Proper information is needed for people to make better decisions. I believe I had said this before. Some here see the real danger here, and some are quite blase about it and are relying on the officials to tell you how bad it is.
It is not so hard to understand. They was some rain a few hours before washed some radiated land into the water. That created pockets of radiated water which were measured.
These brave guys are heroes. I hope they are memorialized somehow for their efforts.
It is too soon to be writing anyone's memorial.
Posted

http://www.cnn.com/2011/WORLD/asiapcf/04/05/japan.nuclear.reactors/index.html?hpt=T1

Tokyo (CNN) -- Another attempt by Japanese officials to stop the leaking of highly radioactive water from a nuclear reactor into the ocean failed Tuesday, the country's Nuclear and Industrial Safety Agency said.

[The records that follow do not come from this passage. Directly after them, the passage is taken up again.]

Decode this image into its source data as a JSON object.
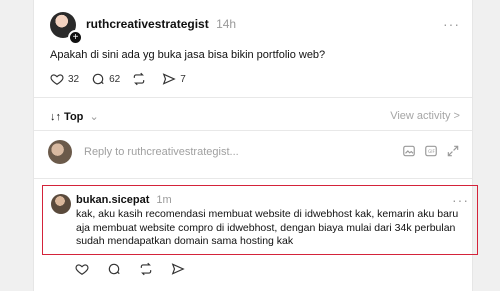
{
  "post": {
    "username": "ruthcreativestrategist",
    "time": "14h",
    "more": "···",
    "text": "Apakah di sini ada yg buka jasa bisa bikin portfolio web?",
    "likes": "32",
    "replies": "62"
  },
  "sort": {
    "label": "↓↑ Top",
    "chevron": "⌄",
    "view_activity": "View activity >"
  },
  "reply_box": {
    "placeholder": "Reply to ruthcreativestrategist..."
  },
  "comment": {
    "username": "bukan.sicepat",
    "time": "1m",
    "more": "···",
    "text": "kak, aku kasih recomendasi membuat website di idwebhost kak, kemarin aku baru aja membuat website compro di idwebhost, dengan biaya mulai dari 34k perbulan sudah mendapatkan domain sama hosting kak"
  },
  "colors": {
    "highlight_border": "#d4233a",
    "muted": "#9a9a9a"
  },
  "icons": [
    "heart-icon",
    "comment-icon",
    "repost-icon",
    "share-icon",
    "image-icon",
    "gif-icon",
    "expand-icon"
  ]
}
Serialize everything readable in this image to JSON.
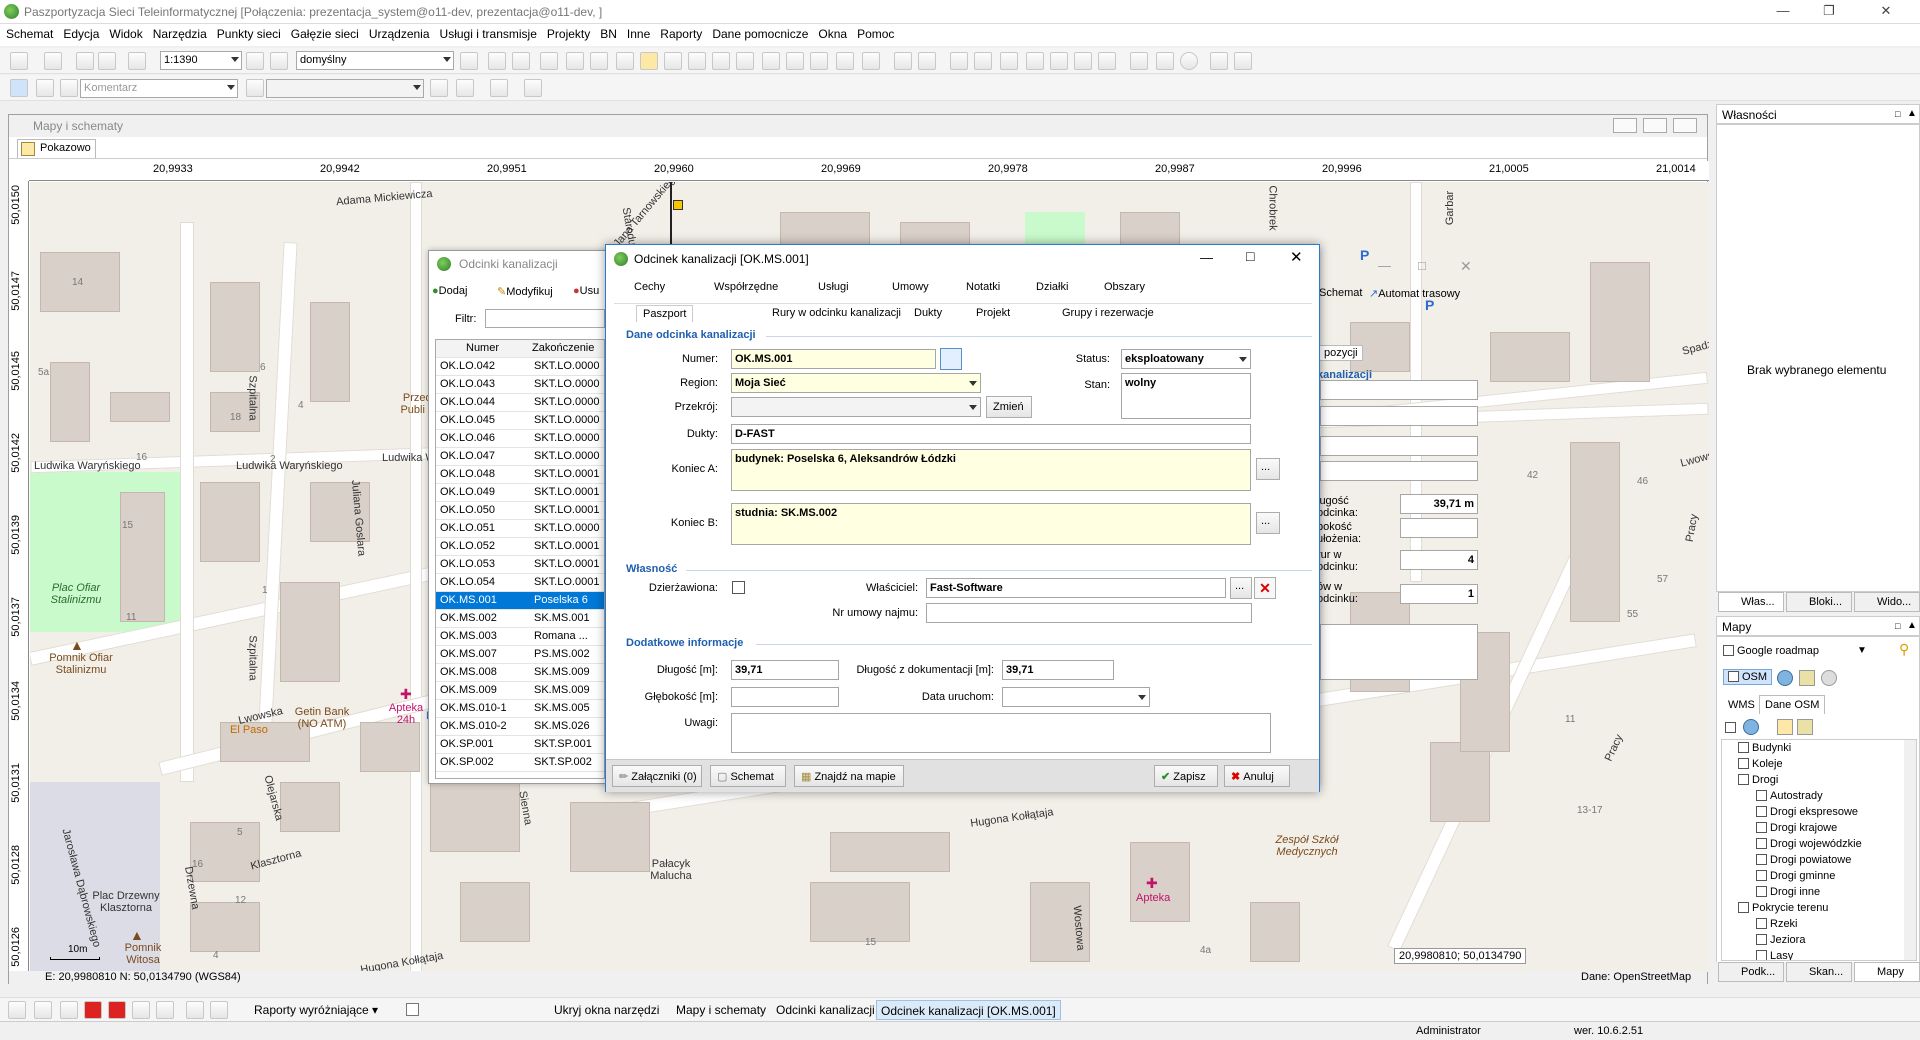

A silica-based polymer dubbed "liquid glass" was pumped into the leaking shaft from below at reactor No. 2 of Japan's Fukushima Daiichi nuclear power plant. Workers hoped that the substance would harden and fill gaps beneath the concrete that was poured into the shaft in a previous unsuccessful attempt, but the material did not set as hoped, NISA reported.

It was the latest of a series of setbacks Japanese authorities faced Tuesday, with the detection of radiation in a fish and news that water gushing from the nuclear plant into the Pacific had radiation levels more than millions of times above the regulatory limit.

Was this before or after they decided to release 11,000 tons of radioactive water into the ocean?

Experts say this is a fair assessment, given the likelihood the contamination should quickly dilute, especially if the tainted material is largely iodine-131, which loses half its radiation every eight days

Why just the focus on Iodine 131? Why not the Plutonium or the uranium, or the cesium? Those are the more dangerous elements and have a much longer environmental impact.